Elite Syiah Diperkirakan Menangi Pemilu di Irak

BAGHDAD – Warga Irak melakukan pencoblosan pada Minggu untuk memilih anggota parlemen. Pemilu digelar beberapa bulan lebih awal berdasarkan undang-undang baru, yang dirancang untuk membantu calon independen dan sebagai respons atas gelombang protes antipemerintah dua tahun lalu.

Kelompok elite Syiah yang berkuasa dan bersenjata diperkirakan akan menyapu bersih suara. Hasil pemilu akan mengubah secara dramatis keseimbangan kekuasaan di Irak atau bahkan Timur Tengah, kata pejabat Irak, diplomat asing dan analis.

Amerika Serikat, negara-negara Teluk Arab dan Israel di satu sisi dan Iran di sisi lain berebut pengaruh di Irak yang telah memberi jalan bagi Teheran, untuk mendukung milisi yang menjadi sekutu mereka di Suriah dan Lebanon.

Sedikitnya, 167 partai dan lebih dari 3.200 calon bersaing memperebutkan 329 kursi di parlemen Irak, menurut komisi pemilihan setempat.

Pemilu Irak sering diikuti dengan negosiasi yang berlarut-larut tentang posisi presiden, perdana menteri dan kabinet selama berbulan-bulan.

Sebagai bagian dari perjanjian dengan pemerintah Irak, pemerintah AS tengah menarik pasukan tempur mereka dari negara itu, meski sekitar 2.500 tentara non-tempur masih ditugaskan, menurut pejabat AS.

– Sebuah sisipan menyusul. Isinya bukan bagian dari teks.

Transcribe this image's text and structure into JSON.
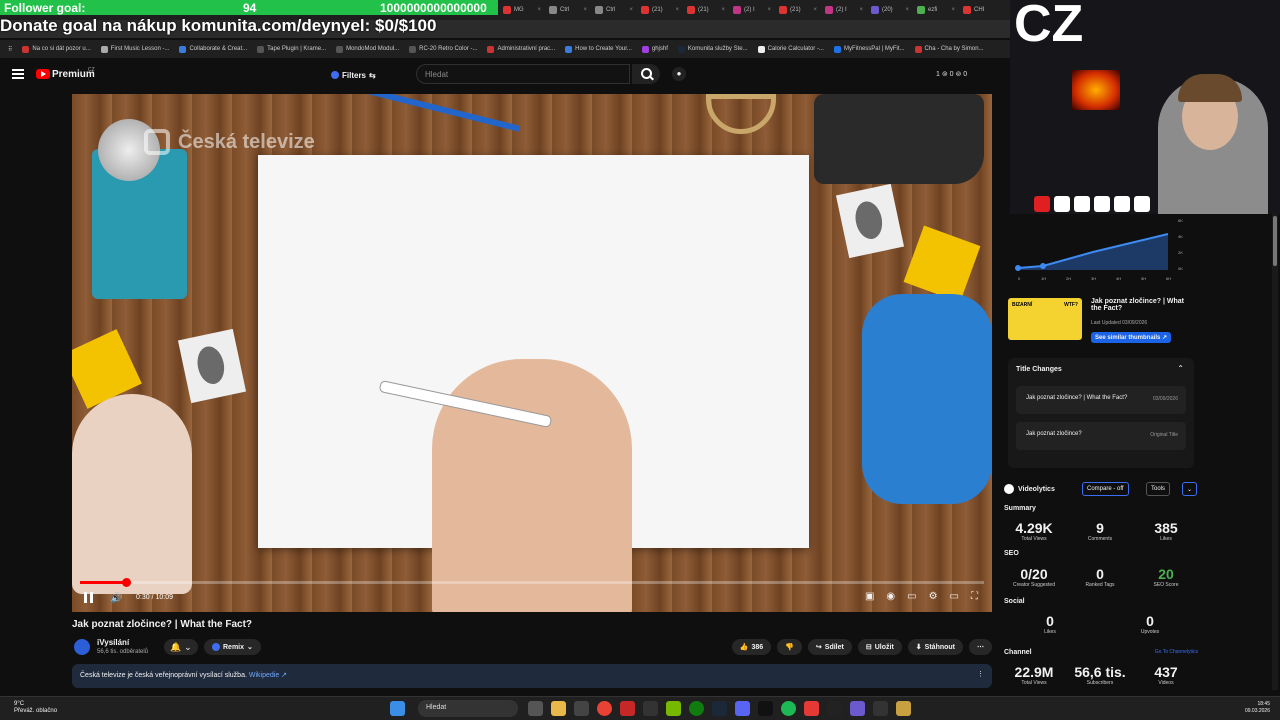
{
  "overlay": {
    "follower_label": "Follower goal:",
    "follower_count": "94",
    "follower_target": "1000000000000000",
    "donate_text": "Donate goal na nákup komunita.com/deynyel: $0/$100",
    "cam_text": "CZ"
  },
  "browser": {
    "tabs": [
      "MG",
      "Ctrl",
      "Ctrl",
      "(21)",
      "(21)",
      "(2) I",
      "(21)",
      "(2) I",
      "(20)",
      "ezfi",
      "CHI"
    ],
    "bookmarks": [
      "Na co si dát pozor u...",
      "First Music Lesson -...",
      "Collaborate & Creat...",
      "Tape Plugin | Krame...",
      "MondoMod Modul...",
      "RC-20 Retro Color -...",
      "Administrativní prac...",
      "How to Create Your...",
      "ghjshf",
      "Komunita služby Ste...",
      "Calorie Calculator -...",
      "MyFitnessPal | MyFit...",
      "Cha - Cha by Simon..."
    ]
  },
  "youtube": {
    "logo": "Premium",
    "country": "CZ",
    "filters": "Filters",
    "search_placeholder": "Hledat",
    "counters": "1 ⊚ 0 ⊚ 0"
  },
  "video": {
    "watermark": "Česká televize",
    "time": "0:30 / 10:09",
    "progress": 0.051,
    "title": "Jak poznat zločince? | What the Fact?"
  },
  "channel": {
    "name": "iVysílání",
    "subscribers": "56,6 tis. odběratelů",
    "remix": "Remix",
    "likes": "386",
    "share": "Sdílet",
    "save": "Uložit",
    "download": "Stáhnout",
    "info_text": "Česká televize je česká veřejnoprávní vysílací služba.",
    "info_link": "Wikipedie ↗"
  },
  "side": {
    "graph_labels": [
      "0",
      "1H",
      "2H",
      "3H",
      "4H",
      "5H",
      "6H"
    ],
    "graph_y": [
      "6K",
      "4K",
      "2K",
      "0K"
    ],
    "thumb_text": "BIZARNÍ",
    "thumb_tag": "WTF?",
    "thumb_title": "Jak poznat zločince? | What the Fact?",
    "thumb_updated": "Last Updated 03/09/2026",
    "similar_btn": "See similar thumbnails ↗",
    "title_changes": "Title Changes",
    "tc_rows": [
      {
        "title": "Jak poznat zločince? | What the Fact?",
        "tag": "03/09/2026"
      },
      {
        "title": "Jak poznat zločince?",
        "tag": "Original Title"
      }
    ]
  },
  "videolytics": {
    "name": "Videolytics",
    "compare": "Compare - off",
    "tools": "Tools",
    "summary": "Summary",
    "total_views": "4.29K",
    "total_views_l": "Total Views",
    "comments": "9",
    "comments_l": "Comments",
    "likes": "385",
    "likes_l": "Likes",
    "seo": "SEO",
    "creator": "0/20",
    "creator_l": "Creator Suggested",
    "ranked": "0",
    "ranked_l": "Ranked Tags",
    "score": "20",
    "score_l": "SEO Score",
    "social": "Social",
    "s_likes": "0",
    "s_likes_l": "Likes",
    "upvotes": "0",
    "upvotes_l": "Upvotes",
    "channel": "Channel",
    "go_to": "Go To Channelytics",
    "ch_views": "22.9M",
    "ch_views_l": "Total Views",
    "ch_subs": "56,6 tis.",
    "ch_subs_l": "Subscribers",
    "ch_videos": "437",
    "ch_videos_l": "Videos"
  },
  "taskbar": {
    "temp": "9°C",
    "weather": "Převáž. oblačno",
    "search": "Hledat",
    "time": "18:45",
    "date": "09.03.2026"
  },
  "colors": {
    "accent": "#3d6df2",
    "red": "#ff0000",
    "follower_bg": "#22c24a"
  }
}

Penarikan pasukan tempur AS dilakukan karena tekanan dari partai-partai Syiah yang dominan dan sebagian besar didukung Iran.

Mereka mendesak pasukan AS untuk pergi dari Irak, menyusul pembunuhan panglima militer Iran Qaseem Soleimani oleh AS di Baghdad pada 2020.

Ulama populer Syiah, Muqtada al-Sadr, yang menentang pengaruh asing dan menjadi musuh kelompok-kelompok Syiah dukungan Iran, diperkirakan ikut mencoblos.

Lihat juga...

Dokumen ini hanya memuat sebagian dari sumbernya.